Crypto mining firm Phoenix Group has debuted trading on the Abu Dhabi Securities Exchange, with the stock opening at $0.6.

Cryptocurrency mining firm Phoenix Group has debuted trading on the Abu Dhabi Securities Exchange (ADX), becoming one of the Middle East’s first publicly listed industry firms.

The Phoenix Group stock price opened at 2.25 dirhams ($0.6) on Dec. The price has soared as much as 50% from the initial public offering (IPO) price of 1.50 dirhams ($0.41) as per the Phoenix IPO prospectus.

The public listing comes a few weeks after Phoenix Group successfully closed its IPO with an oversubscription of 33 times on Nov.

The cryptocurrency miner aims to use the IPO proceeds to fund its future growth and deliver positive returns for investors. According to Phoenix Group co-founder and CEO Bijan Alizadeh, the company’s ambitions are anchored by four pillars: “innovation in Bitcoin mining, renewable energy ventures, advanced manufacturing capabilities and strategic acquisitions.”
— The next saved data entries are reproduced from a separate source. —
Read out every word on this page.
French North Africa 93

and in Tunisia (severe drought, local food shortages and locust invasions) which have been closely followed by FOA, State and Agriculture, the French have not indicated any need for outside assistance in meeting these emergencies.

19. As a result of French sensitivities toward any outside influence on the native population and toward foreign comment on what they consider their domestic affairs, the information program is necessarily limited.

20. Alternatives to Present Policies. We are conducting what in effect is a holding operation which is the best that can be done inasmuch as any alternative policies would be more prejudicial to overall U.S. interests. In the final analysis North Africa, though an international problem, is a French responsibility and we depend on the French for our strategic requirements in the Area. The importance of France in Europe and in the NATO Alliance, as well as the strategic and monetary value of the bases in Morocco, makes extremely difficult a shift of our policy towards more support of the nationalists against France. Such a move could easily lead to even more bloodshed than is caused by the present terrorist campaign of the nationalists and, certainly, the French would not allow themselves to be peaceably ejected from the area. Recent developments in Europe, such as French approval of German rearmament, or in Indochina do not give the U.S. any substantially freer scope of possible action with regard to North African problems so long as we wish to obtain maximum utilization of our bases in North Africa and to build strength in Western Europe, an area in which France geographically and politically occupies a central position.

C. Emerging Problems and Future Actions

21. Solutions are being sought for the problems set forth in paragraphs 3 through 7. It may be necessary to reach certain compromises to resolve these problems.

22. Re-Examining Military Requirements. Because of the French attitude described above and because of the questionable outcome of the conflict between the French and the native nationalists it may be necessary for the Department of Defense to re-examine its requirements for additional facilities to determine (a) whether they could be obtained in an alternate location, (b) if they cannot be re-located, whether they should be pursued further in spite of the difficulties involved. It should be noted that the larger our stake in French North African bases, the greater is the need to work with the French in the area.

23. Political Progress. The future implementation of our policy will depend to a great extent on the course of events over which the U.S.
Founded in 2015 by Alizadeh and Munaf Ali, Phoenix is a major company in the Middle East blockchain industry, collaborating with major regional authorities. In August 2023, Phoenix signed an agreement to build a $300 million crypto mining farm in Oman in the presence of Omani Minister of Transport Saeed Al Maawali and chairman of the Abu Dhabi Stock Exchange, Hisham Malak.

Related: CZ challenges US gov’t attempt to restrict travel before sentencing date

One of the main aspects of Phoenix’s vision is its commitment to sustainability in cryptocurrency mining or using renewable sources for cryptocurrency mining.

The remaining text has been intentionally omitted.